Der Antrag der als gesichert Rechtsextrem eingestuften AfD will auch die Grenzen von § 129a verschieben. Das bedeutet, dass Taten, die heute als schwere Gewaltstraftaten gelten, künftig als Terror eingestuft werden könnten. Der Begriff „Terror“ steht für Gewalt, die die Bevölkerung einschüchtern oder den Staat erheblich schädigen soll. Wenn man diese Schwelle senkt, ist die Folge, dass Demonstrationen und politischer Protest leichter kriminalisiert werden können. Journalisten, die darüber berichten, können schneller überwacht werden. „Überwachen“ heißt, Kommunikationsdaten sammeln, Telefone abhören, Online-Zugänge ausforschen. Das ist ein massiver Eingriff in Privatsphäre. „Privatsphäre“ ist der geschützte Bereich deines Lebens. Wer solche Eingriffe erleichtert, ohne eine klare und enge Definition von Terror, öffnet der Missachtung von Grundrechten die Tür.

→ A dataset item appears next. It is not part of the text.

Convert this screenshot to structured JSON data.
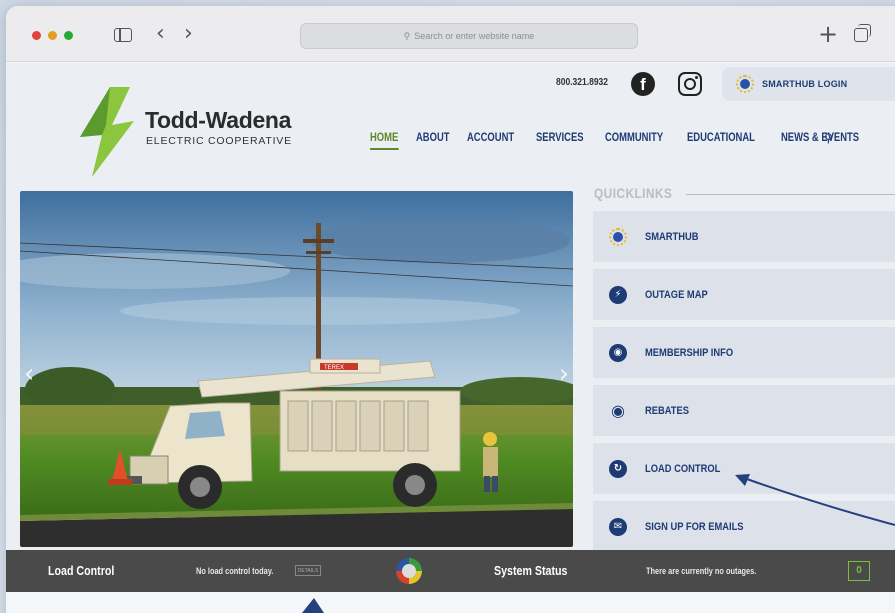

Besonders bedenklich ist, wie der Antrag mit dem Verfassungsschutz umgeht. Er tut so, als sei die Beobachtung von Rechtsextremismus eine Art politische Verfolgung. Dabei ist die Beobachtung von verfassungsfeindlichen Strömungen Auftrag dieser Behörde. „Verfassungsfeindlich“ heißt, gegen die Grundregeln der Demokratie gerichtet. Wenn der Antrag verlangt, die Regierung solle das Vertrauen in den Verfassungsschutz dadurch wiederherstellen, dass der Fokus auf „Links“ verschoben wird, ist das ein politischer Druckversuch auf eine Behörde, die nach Recht und nicht nach Parteiwunsch arbeiten muss. Das verletzt die Idee der wehrhaften Demokratie. „Wehrhafte Demokratie“ bedeutet, der Staat schützt sich gegen seine Feinde, aber er tut das mit rechtsstaatlichen Mitteln und ohne politische Willkür.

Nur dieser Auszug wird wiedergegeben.